Durch Acht­sam­keit und Me­di­ta­tion wer­den un­se­re Kraft und Ener­gie­re­ser­ven auf­ge­füllt und wir kön­nen leichter mit schwie­rigen Mo­men­ten im Le­ben um­ge­hen. Wir ler­nen, bewuss­ter zu le­ben und tref­fen be­wuss­te Ent­schei­dung­en. Wir er­fah­ren, dass das Lei­den zum Le­ben und zum Pro­zess der Ver­än­de­rung dazu­ge­hört.

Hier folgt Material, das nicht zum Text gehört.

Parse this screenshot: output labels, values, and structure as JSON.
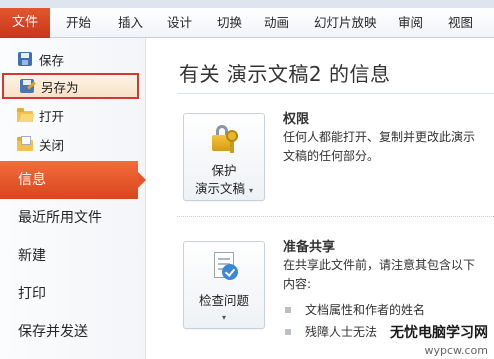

Veränderung der Beziehung zu sich selbst und anderen

 

Indem wir mit uns selbst lie­be­vol­ler und mit­fühl­en­der um­ge­hen, sind wir auch ge­gen­über an­der­en Men­schen re­spekt­vol­ler und to­le­ran­ter. Dies ver­bes­sert die Kom­mu­ni­ka­tion mit­ein­an­der durch acht­sames Zu­hö­ren und Sprechen.

Burnout-Prophylaxe
 
 

Durch Acht­sam­keit er­lang­en wir (wie­der) mehr Ge­fühl für uns selbst und ler­nen, un­se­re Gren­zen zu er­ken­nen und zu ak­zep­tie­ren. Acht­sam­keit er­leich­tert es uns, die Ar­beit nicht „mit nach Hau­se zu neh­men“

Förderung der Konzentration und Leistungsfähigkeit

 

Acht­sam­keit ist ei­ne Form ho­her Kon­zen­tra­tion. Durch Übung über­tra­gen wir die­se Kon­zen­tra­tion in al­le Le­bens­be­reiche und ver­bes­sern da­mit auch un­sere Leis­tungs­fä­hig­keit und schöp­fen un­ser Po­ten­zial bes­ser aus. Ins­be­son­de­re bei der Vor­be­rei­tung auf Prü­fungen kom­men uns diese Fä­hig­kei­ten zu­gute.


Stärkung der Immunabwehr

 

Wer ent­spannter ist, lie­be­vol­ler und re­spekt­vol­ler mit sich selbst umgeht, ist zwangs­läu­fig auch wi­der­stands­fä­hi­ger.

Gewichts-Management

 

Was ist mein Wohl­fühl­ge­wicht? Neh­me ich mich selbst so an, wie ich bin? Durch Acht­sam­keit lerne ich, mei­ne Be­dürf­nis­se und Ge­füh­le wie­der be­wusst wahr­zu­neh­men und kann ent­schei­den, ob es sich um ein Hunger­ge­fühl han­delt oder ob ich im Es­sen le­dig­lich eine Er­satz­be­frie­di­gung für an­dere Emo­tio­nen suche. Be­wusstes, acht­sames und genuss­vol­les Es­sen – spü­ren was braucht mein Kör­per wirk­lich.

Gefühls-Management
 

Wenn wir be­wusster auf un­sere Ge­dan­ken ach­ten, ver­lie­ren ne­ga­ti­ve Ge­füh­le, wie Angst ih­re Macht über uns. Wir ver­bes­sern un­sere Le­bens­qua­li­tät, in­dem wir we­der in der Ver­gang­en­heit noch in der Zu­kunft le­ben, son­dern im Hier und Jetzt.